Similar to the monitoring evaluation and reporting sub-committee, the grievance resolution sub-committee is comprised of the chairperson, secretary and five additional committee members. The sub-committee is responsible for settling disputes between the parties related to the Agreement, as well as addressing any other grievances raised by the project proponent or community. It manages these issues following the procedures outlined in Schedule One and develops user-friendly forms for lodging grievances, ensuring an accessible and structured process for resolving matters under the Agreement.
When addressing any disputes arising with respect to a blue carbon project, proponents must first follow the dispute resolution mechanism outlined in the CDA, with resolution required within 30 days from the date of lodging the dispute. If unresolved within this period, the dispute will proceed to the National Environmental Tribunal (NET), and any appeals of NET’s decisions can then be taken to the Environment and Land Court.
Adherence to social and environmental safeguards
Blue carbon projects in Kenya must adhere to strict environmental and social safeguards under the Act and Regulations to ensure they deliver maximum benefits to local communities and the environment, without causing harm. For instance, when applying for their carbon project approval, blue carbon project proponents must not only prepare a concept note and project design document (PDD) detailing how the project will maintain environmental integrity but must also complete an environmental and social impact assessment (ESIA) per the Environmental Management and Coordination Act’s requirements.

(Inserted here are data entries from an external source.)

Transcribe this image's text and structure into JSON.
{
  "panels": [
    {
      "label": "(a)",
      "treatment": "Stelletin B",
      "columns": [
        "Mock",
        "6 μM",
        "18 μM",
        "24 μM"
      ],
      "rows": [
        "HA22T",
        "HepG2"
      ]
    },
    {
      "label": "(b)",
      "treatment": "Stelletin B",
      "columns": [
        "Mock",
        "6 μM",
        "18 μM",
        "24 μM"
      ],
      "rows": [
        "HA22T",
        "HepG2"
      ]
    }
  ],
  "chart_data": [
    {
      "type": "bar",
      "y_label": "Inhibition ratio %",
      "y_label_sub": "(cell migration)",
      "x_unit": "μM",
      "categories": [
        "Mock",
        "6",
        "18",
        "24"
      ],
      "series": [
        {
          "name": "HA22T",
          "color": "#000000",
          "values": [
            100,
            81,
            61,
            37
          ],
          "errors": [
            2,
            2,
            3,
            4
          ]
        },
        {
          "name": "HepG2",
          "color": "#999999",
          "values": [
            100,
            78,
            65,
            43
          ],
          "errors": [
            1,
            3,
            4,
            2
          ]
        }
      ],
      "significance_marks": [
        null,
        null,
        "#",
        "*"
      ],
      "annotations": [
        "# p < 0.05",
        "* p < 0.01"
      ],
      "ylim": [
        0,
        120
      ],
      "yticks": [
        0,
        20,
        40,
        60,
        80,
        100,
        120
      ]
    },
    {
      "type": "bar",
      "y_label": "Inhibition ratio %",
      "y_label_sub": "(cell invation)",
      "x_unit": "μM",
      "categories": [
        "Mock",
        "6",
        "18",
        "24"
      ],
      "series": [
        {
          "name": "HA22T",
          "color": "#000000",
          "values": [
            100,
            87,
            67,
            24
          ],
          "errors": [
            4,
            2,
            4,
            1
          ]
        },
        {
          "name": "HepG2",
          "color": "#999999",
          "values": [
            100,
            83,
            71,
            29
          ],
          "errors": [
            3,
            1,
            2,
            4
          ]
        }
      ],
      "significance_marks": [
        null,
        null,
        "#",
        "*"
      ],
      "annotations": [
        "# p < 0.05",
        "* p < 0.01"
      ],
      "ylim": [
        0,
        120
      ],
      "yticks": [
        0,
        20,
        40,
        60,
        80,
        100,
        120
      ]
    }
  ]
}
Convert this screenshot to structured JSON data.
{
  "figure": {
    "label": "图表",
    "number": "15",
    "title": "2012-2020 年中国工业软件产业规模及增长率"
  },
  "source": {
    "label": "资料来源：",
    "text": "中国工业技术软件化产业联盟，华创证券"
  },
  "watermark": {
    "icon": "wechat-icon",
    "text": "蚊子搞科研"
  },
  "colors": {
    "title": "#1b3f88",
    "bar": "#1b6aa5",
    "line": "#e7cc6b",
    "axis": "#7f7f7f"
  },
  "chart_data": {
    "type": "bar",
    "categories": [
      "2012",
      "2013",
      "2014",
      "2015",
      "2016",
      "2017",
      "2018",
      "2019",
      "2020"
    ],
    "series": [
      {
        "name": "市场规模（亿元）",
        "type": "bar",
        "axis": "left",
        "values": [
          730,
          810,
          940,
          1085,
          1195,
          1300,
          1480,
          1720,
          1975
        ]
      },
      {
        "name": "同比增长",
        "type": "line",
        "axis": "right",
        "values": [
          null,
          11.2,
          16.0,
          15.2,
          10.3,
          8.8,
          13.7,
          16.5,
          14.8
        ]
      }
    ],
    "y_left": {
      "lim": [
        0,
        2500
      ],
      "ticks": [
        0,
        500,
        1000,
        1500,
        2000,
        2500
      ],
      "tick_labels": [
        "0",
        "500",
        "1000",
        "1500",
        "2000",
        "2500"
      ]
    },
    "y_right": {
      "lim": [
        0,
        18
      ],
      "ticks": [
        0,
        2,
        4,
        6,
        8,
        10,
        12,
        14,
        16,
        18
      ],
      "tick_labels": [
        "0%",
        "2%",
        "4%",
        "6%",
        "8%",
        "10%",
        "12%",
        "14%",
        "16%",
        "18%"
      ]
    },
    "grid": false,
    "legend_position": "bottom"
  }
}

Blue carbon projects must also adhere to sector-specific standards, with REDD+ projects requiring a REDD+ Safeguards Assessment, although the procedures for this are still pending clarification. Land-based blue carbon projects on community land must also secure and document free, prior, and informed consent (FPIC) to proceed.
Compliance with these safeguards is essential, as failure to adhere may result in project cancellation by the DNA, especially if environmental or health risks emerge, or if misleading information has been submitted. Blue carbon project proponents may also face liability for any environmental or health-related damage resulting from the implementation of their blue carbon projects.
The Way Forward
Local communities have a critical role to play in the conservation of coastal and blue carbon ecosystems and should be involved at the project design and implementation stage of a carbon project. All new blue carbon projects are required to comply with the Regulations from the onset of the Regulation’s gazettement; however, projects already operational in Kenya before the gazettement of the Regulations (Ongoing Carbon Projects) must comply within two years from the commencement date of the Regulations. Whereas there is a transition framework that considers whether a project has been operational or not prior to the Regulations coming into effect, all blue carbon projects, whether new or ongoing, are best advised to take early steps to map and identify the communities that they will enter into CDAs with, carry out the necessary FPIC and stakeholder engagement processes to ensure any necessary negotiations/renegotiations are done for communities to have at least 40% of the annual benefits from the carbon project being allocated to them, and continuously operate in accordance with the terms of the CDA, the Act and the Regulations.